Manual de instrucciones de blogscriptum

domingo, 23 de octubre de 2016

Como un gato oyendo música.


"Antares guardaba un recuerdo precioso de su hijo. Lo denominaba el alzamiento, una versión disminuida y menos dramática que la imagen de Cristóbal de Licia, el gigante cananeo, llevando sobre sus hombros al Niño mientras vadeaban el río. Todo padre sabe lo que es sentir ese peso sobre los hombros, un peso inexistente y al tiempo intolerable. Inexistente porque el amor no pesa; intolerable porque el hijo amado es la sustancia más pesada del mundo."

Niños en el tiempo.
Ricardo Menéndez Salmón.


ES el espacio que separa mis manos del ordenador una constante y sin embargo, de tanto en tanto, la distancia se hace gigante y cuesta venir a él. No acaba uno de saber si las dificultades por escribir en este Cuaderno de lo cotidiano se las imponen o es uno mismo el que las establece como una excusa barata. Será una mezcla de ambas cosas.

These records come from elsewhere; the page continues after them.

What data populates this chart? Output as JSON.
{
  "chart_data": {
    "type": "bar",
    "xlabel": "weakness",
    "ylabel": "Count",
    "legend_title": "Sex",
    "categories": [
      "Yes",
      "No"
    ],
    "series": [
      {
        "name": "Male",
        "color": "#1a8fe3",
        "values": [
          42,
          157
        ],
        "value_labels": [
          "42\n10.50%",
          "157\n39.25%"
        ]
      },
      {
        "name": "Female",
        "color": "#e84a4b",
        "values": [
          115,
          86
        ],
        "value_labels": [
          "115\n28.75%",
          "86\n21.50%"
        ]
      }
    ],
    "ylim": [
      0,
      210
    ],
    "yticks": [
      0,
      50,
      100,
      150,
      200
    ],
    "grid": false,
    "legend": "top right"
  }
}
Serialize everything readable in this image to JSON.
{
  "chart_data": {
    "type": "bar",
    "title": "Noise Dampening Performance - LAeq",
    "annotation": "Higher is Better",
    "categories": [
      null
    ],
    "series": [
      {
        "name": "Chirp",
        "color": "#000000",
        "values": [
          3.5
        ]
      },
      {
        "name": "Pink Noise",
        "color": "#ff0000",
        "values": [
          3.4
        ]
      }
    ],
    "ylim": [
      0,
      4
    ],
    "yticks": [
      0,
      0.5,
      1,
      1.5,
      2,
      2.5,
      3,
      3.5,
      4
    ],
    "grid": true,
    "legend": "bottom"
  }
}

Pero también sucede que como un detonador, un suceso, una música, un libro o la estrofa de un poema le saca a uno de esa hipnosis de inactividad.

Son cosas pequeñas, tanto, como diría Emily Dickinson, como nuestro llanto, como los suspiros...Sin embargo, por cosas tan pequeñas, realmente vivimos.  

Efectivamente, lo que le sucede a uno no es cosa del otro mundo. Así que, ¿porqué  traerlo aquí, palabra a palabra?. Por obligación, me digo. Lo hace uno como teje el gusano su espacio: con palabras que son hilos de seda. Así quiere sentirse uno escribiendo.  En silencio y soledad, dentro de su capullo, enhebrando textos, en un espacio simple, oscuro y escueto. Sin dejar de narrar aquello que le ha hecho crecer a uno un poco, que le ha permitido disfrutar, que le ha ayudado a aumentar sus sueños.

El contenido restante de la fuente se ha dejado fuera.